From her post on October 15 until today, many doctors have come to her support and asking how they can help. Even many patient organizations have voiced their support. They have called for reestablishment of the doctor-patient trust that has declined in recent years to almost non-existent.

Yes, the criticism has been there and some are more vocal than others. Like these doctors belittle their patients, they have tried to belittle Dr. Wen. My own personal observation is that these doctors have shown their true colors and medicine would be better off without them. They seem to care less about doctor-patient trust and more about their own self-image than about how they can rebuild patient trust. Yes, the patients are now seeing these doctors among the rubble of their pedestals, yet many doctors won't be able to rebuild them and don't want to rebuild trust, just their wallets.

Some of their comments have been very caustic and I would say that if I had seen the names of any of my doctors among these comments, I doubt I could retain any of them as part of my team. When several of the medical blogs and medical reporting groups have given her coverage and positive comments, these doctors have still see it their duty to try to put Dr. Wen in her place and put her down.

With what we are seeing in the medical community transpiring today, patients are slowly being made second-class citizens by the medical community. Doctors are being directed to communicate with patients and provide quality care, but doctors are pushing back and taking from patients what many have worked long and hard to accomplish. This is happening in the world of diabetes and in other areas.

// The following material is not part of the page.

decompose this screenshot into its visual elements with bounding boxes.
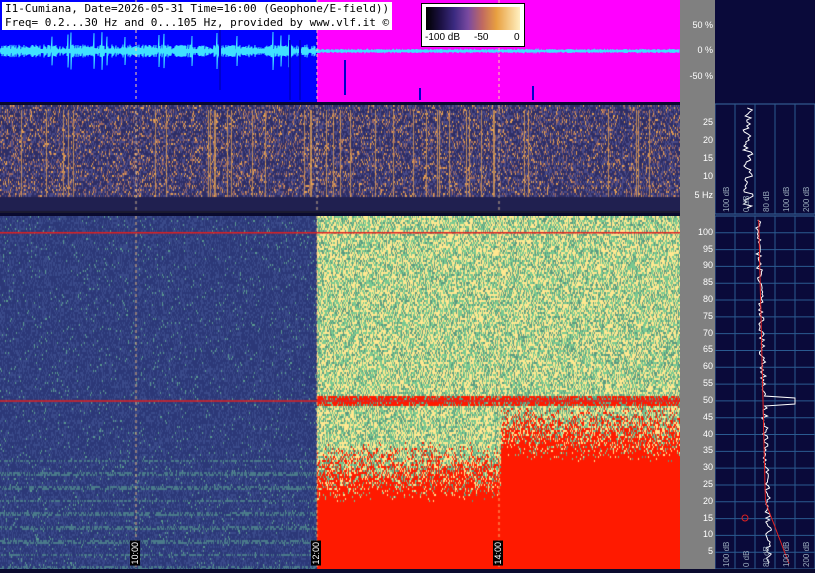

Yet there is hope as some doctors are working with patients to better their position in life and health. These are the doctors that will be highly regarded in the future and respected for their actions, not the fullness of their wallets. Their wallets will be overflowing with riches of all types and not the riches of greed that many doctors are doing today to line their coffins.

These doctors are speaking in a language that patients find easy to understand and follow, not the language of techno babble the doctors of greed use. These doctors talk with or treat their patients with respect while the doctors of greed talk down to their patients. As we move further into the world of the Affordable Care Act, this distinction will become even more apparent and we as patients will know it.

Therefore, yes, many doctors are to blame for the poor healthcare we are receiving today, but they will be replaced slowly by the more caring, concerned doctors that are showing respect today.